Editorial-El Correo
- Al sobresalto en la frontera sur de Europa le sigue el choque diplomático entre Italia y España con perjudicados directos: millones de viajeros
Solo en los últimos veinte años, la Comisión Europea ha recibido y aprobado medio millar de solicitudes para suspender la libre circulación en el territorio comunitario que consagra el Acuerdo de Schengen de 1995. Entre los motivos esgrimidos por los Estados para pedir la reinstauración de restricciones internas, la estrella es la preocupación por la inmigración irregular. En este momento hay en activo 11 regímenes que limitan el tránsito, aunque ninguno en términos tan broncos como el que enfrenta a Italia y España, una desafortunada consecuencia del pánico que difundió por el continente la entrada ilegal de 72.000 personas en Ceuta el 30 de julio.
Cuando la inmensa mayoría de los indocumentados ya emprendía la vuelta a Marruecos, el Gobierno italiano exigió la suspensión de Schengen para los desplazamientos procedentes de España. Llamaba la atención que el Ejecutivo de Giorgia Meloni parecía ignorar la imposibilidad de que los migrantes pudieran sortear el doble control de la ciudad autónoma para acceder a territorio peninsular y terminar en suelo italiano. Pero Bruselas aceptó los controles entre dos Estados sin frontera común durante un mes a partir del pasado día 1. A la petición del Gobierno de Madrid para reconsiderar la restricción, la primera ministra respondió airada que mantendrá la vigilancia al menos hasta el próximo viernes 15, «cuando se prevé una nueva oleada migratoria en Ceuta» , dando crédito a una supuesta amenaza que parte de movimientos en redes sociales que monitorizan las fuerzas de seguridad. Al error de Meloni al desatar una grave crisis diplomática se suma ahora Pedro Sánchez con controles para vuelos y cruceros procedentes de Italia. En pleno verano, son millones de viajeros, en ambas direcciones, los grandes perjudicados por las esperas.
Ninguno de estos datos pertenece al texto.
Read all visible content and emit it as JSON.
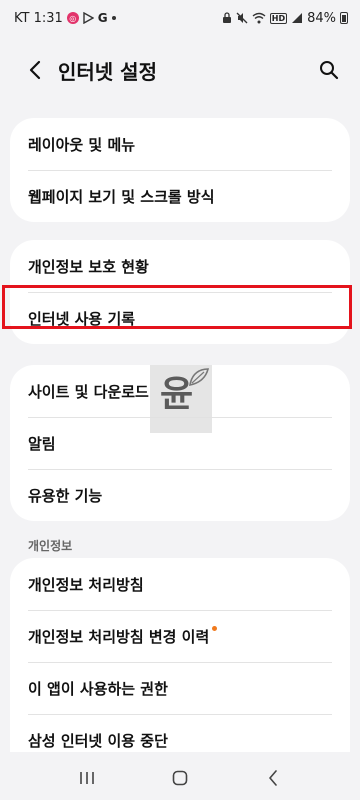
{
  "status_bar": {
    "time": "KT 1:31",
    "battery": "84%",
    "left_icons": [
      "instagram-icon",
      "play-store-icon",
      "google-icon",
      "more-dot-icon"
    ],
    "right_icons": [
      "lock-icon",
      "mute-icon",
      "wifi-icon",
      "hd-icon",
      "signal-icon",
      "battery-icon"
    ]
  },
  "header": {
    "title": "인터넷 설정",
    "back_icon": "back-chevron-icon",
    "search_icon": "search-icon"
  },
  "groups": [
    {
      "items": [
        {
          "label": "레이아웃 및 메뉴"
        },
        {
          "label": "웹페이지 보기 및 스크롤 방식"
        }
      ]
    },
    {
      "items": [
        {
          "label": "개인정보 보호 현황"
        },
        {
          "label": "인터넷 사용 기록"
        }
      ]
    },
    {
      "items": [
        {
          "label": "사이트 및 다운로드"
        },
        {
          "label": "알림"
        },
        {
          "label": "유용한 기능"
        }
      ]
    },
    {
      "section": "개인정보",
      "items": [
        {
          "label": "개인정보 처리방침"
        },
        {
          "label": "개인정보 처리방침 변경 이력",
          "new_badge": true
        },
        {
          "label": "이 앱이 사용하는 권한"
        },
        {
          "label": "삼성 인터넷 이용 중단"
        }
      ]
    }
  ],
  "highlight": {
    "target": "인터넷 사용 기록",
    "color": "#e4131c"
  },
  "watermark": {
    "char": "윤"
  },
  "nav_bar": {
    "buttons": [
      "recents-icon",
      "home-icon",
      "back-icon"
    ]
  },
  "colors": {
    "background": "#f3f3f5",
    "card": "#ffffff",
    "badge": "#f07a1e"
  }
}
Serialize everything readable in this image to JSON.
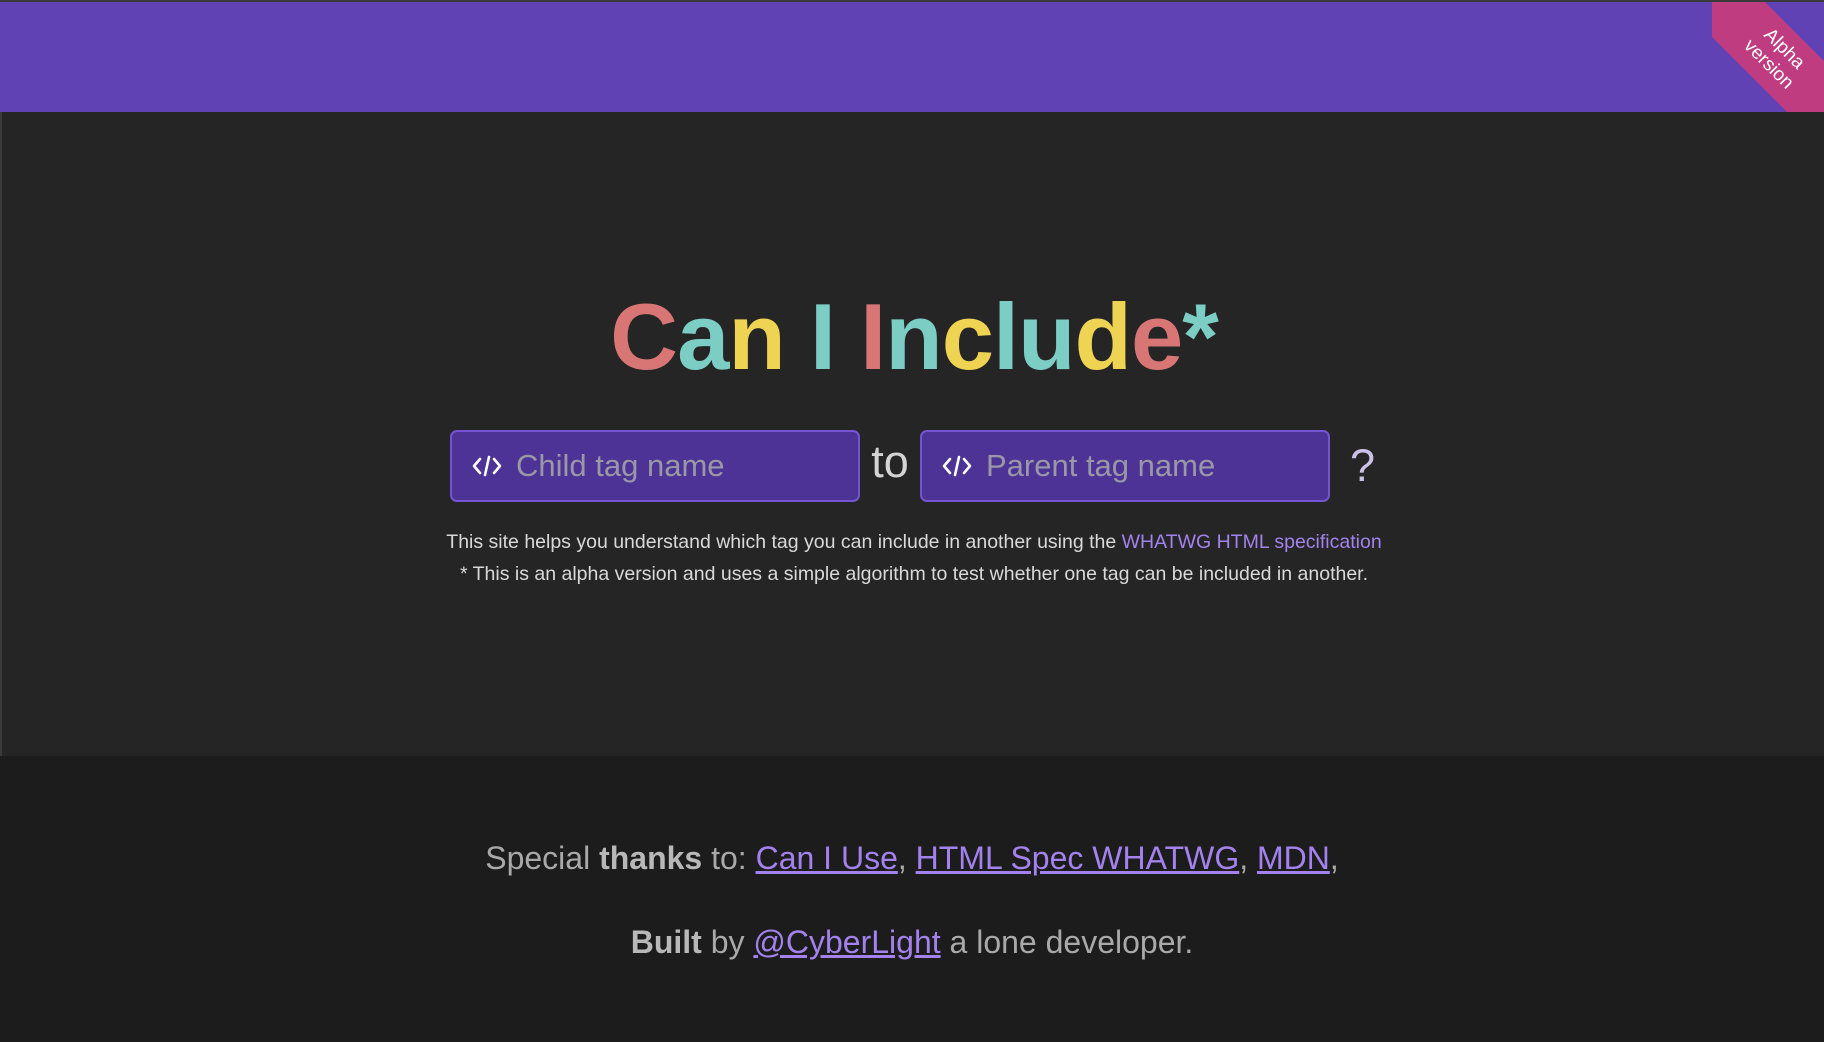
{
  "ribbon": {
    "text": "Alpha\nversion"
  },
  "title": {
    "segments": [
      {
        "text": "C",
        "color": "#d87676"
      },
      {
        "text": "a",
        "color": "#7ccdc4"
      },
      {
        "text": "n",
        "color": "#efd352"
      },
      {
        "text": " ",
        "color": "#ffffff"
      },
      {
        "text": "I",
        "color": "#7ccdc4"
      },
      {
        "text": " ",
        "color": "#ffffff"
      },
      {
        "text": "I",
        "color": "#d87676"
      },
      {
        "text": "n",
        "color": "#7ccdc4"
      },
      {
        "text": "c",
        "color": "#efd352"
      },
      {
        "text": "l",
        "color": "#7ccdc4"
      },
      {
        "text": "u",
        "color": "#7ccdc4"
      },
      {
        "text": "d",
        "color": "#efd352"
      },
      {
        "text": "e",
        "color": "#d87676"
      },
      {
        "text": "*",
        "color": "#7ccdc4"
      }
    ]
  },
  "form": {
    "child_placeholder": "Child tag name",
    "child_value": "",
    "to_word": "to",
    "parent_placeholder": "Parent tag name",
    "parent_value": "",
    "question_mark": "?",
    "icon": "code-icon"
  },
  "description": {
    "line1_text": "This site helps you understand which tag you can include in another using the ",
    "line1_link": "WHATWG HTML specification",
    "line2": "* This is an alpha version and uses a simple algorithm to test whether one tag can be included in another."
  },
  "footer": {
    "thanks_prefix": "Special ",
    "thanks_bold": "thanks",
    "thanks_suffix": " to: ",
    "links": [
      "Can I Use",
      "HTML Spec WHATWG",
      "MDN"
    ],
    "sep": ", ",
    "trailing": ",",
    "built_bold": "Built",
    "built_by": " by ",
    "author_link": "@CyberLight",
    "built_suffix": " a lone developer."
  },
  "colors": {
    "brand": "#6042b4",
    "accent_link": "#a382ee",
    "ribbon": "#c03c80"
  }
}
El alcance del choque no se entiende sin tener en cuenta que Sánchez y Meloni representan proyectos antagónicos sobre cómo debe afrontar la UE la inmigración irregular. Los dos, además, afrontan elecciones en 2027 y buscan rédito político en el río revuelto. La ‘premier’ ultraderechista, amenazada por un competidor aún más extremista, quiere desgastar al presidente icono de la izquierda italiana. Y el dirigente socialista huye hacia adelante con la crisis humanitaria todavía abierta en Ceuta. La Comisión Europea, que tiene entre sus funciones prevenir y mediar en las disputas, deja que crezca la brecha.